I lavoratori, soprattutto quelli qualificati, sono sempre più difficili da trovare. Nel 2023 le imprese italiane non sono riuscite a reperire il 45,1% della manodopera necessaria, pari a 2.484.690 posti rimasti scoperti, con un aumento del 4,6% rispetto al 40,5% del 2022.
Le cose vanno peggio per le piccole imprese che nel 2023 hanno avuto difficoltà ad assumere il 48,1% del personale, e per gli artigiani la quota di lavoratori introvabili sale al 55,2%.
Per le nostre aziende la difficoltà a trovare lavoratori qualificati supera di gran lunga i problemi della burocrazia, dell’accesso al credito, della concorrenza sleale. Lo scorso anno, le Pmi non sono riuscite ad assumere 828mila lavoratori con competenze green, vale a dire il 51,9% del personale necessario con questo tipo di qualificazione.
Non va meglio per i lavoratori con competenze digitali. Secondo il rapporto di Confartigianato, la ricerca di personale ha tempi medi di 3,3 mesi che possono superare un anno per trovare operai specializzati. Tutto questo per le piccole imprese ha un costo che Confartigianato quantifica in 10,2 miliardi di euro di minore valore aggiunto per le ricerche di manodopera che durano oltre 6 mesi.

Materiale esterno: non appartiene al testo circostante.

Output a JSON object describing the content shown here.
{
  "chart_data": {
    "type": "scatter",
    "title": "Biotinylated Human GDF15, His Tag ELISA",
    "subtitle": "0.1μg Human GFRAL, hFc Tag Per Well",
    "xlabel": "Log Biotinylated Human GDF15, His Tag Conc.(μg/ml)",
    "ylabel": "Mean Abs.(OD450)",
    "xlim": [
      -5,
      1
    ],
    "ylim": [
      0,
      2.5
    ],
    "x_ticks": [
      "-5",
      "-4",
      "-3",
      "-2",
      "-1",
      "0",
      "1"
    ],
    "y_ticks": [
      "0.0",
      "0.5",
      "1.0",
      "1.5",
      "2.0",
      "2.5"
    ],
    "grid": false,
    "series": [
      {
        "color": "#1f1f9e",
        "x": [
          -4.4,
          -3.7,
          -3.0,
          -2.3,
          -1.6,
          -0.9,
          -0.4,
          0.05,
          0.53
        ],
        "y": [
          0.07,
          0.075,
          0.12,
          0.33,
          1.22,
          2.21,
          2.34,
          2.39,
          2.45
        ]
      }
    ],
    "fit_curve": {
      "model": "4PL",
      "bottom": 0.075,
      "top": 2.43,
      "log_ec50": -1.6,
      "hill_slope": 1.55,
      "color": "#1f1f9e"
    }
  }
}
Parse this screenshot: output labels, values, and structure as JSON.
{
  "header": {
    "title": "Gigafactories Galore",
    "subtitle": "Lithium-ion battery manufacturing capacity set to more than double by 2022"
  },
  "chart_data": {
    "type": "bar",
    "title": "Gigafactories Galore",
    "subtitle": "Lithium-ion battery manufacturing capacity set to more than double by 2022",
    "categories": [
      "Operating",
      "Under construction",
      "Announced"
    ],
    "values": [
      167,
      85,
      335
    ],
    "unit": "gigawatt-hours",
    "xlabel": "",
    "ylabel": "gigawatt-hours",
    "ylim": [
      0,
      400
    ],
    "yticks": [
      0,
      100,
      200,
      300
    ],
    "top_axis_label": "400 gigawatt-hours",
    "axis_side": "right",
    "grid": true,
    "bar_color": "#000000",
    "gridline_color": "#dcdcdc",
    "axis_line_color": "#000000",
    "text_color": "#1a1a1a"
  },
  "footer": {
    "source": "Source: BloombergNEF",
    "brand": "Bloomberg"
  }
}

Per reagire alla carenza di personale, il 66% dei piccoli imprenditori ha adottato una serie di strategie. In particolare, un quarto delle aziende ha puntato sulla collaborazione con le scuole, soprattutto quelle ad indirizzo tecnico e professionale.
“Per la maggior parte dei lavoratori necessari alle piccole imprese è richiesto un titolo secondario tecnico, come qualifiche, diplomi e certificati professionalizzanti”: dichiara Eleonora Landi, Responsabile Ufficio Formazione Confartigianato La Spezia. “ Nella provincia spezzina sono tanti i profili professionali ricercati, e i corsi di formazione che proponiamo possono essere una valida opportunità per imparare un mestiere e indirizzarsi nel mondo del lavoro”.
“Per colmare il gap tra domanda e offerta di lavoro – sostiene Paolo Figoli, Presidente di Confartigianato – bisogna partire dalla scuola, di tutti gli ordini e gradi, che deve sempre più rafforzarsi nell’insegnare la ‘cultura del lavoro’, mischiando sapere e saper fare, superando la storica separazione tra formazione umanistica e formazione tecnica per preparare davvero i ragazzi ad affrontare con la propria testa un mondo in continua evoluzione.
Crediamo molto nei percorsi di formazione professionale che il Governo ha promosso. Però, affinchè funzionino davvero e diano risultati, sono necessari il potenziamento della parte di formazione tecnico-pratica e un coinvolgimento diretto degli imprenditori nel ruolo di formatori”.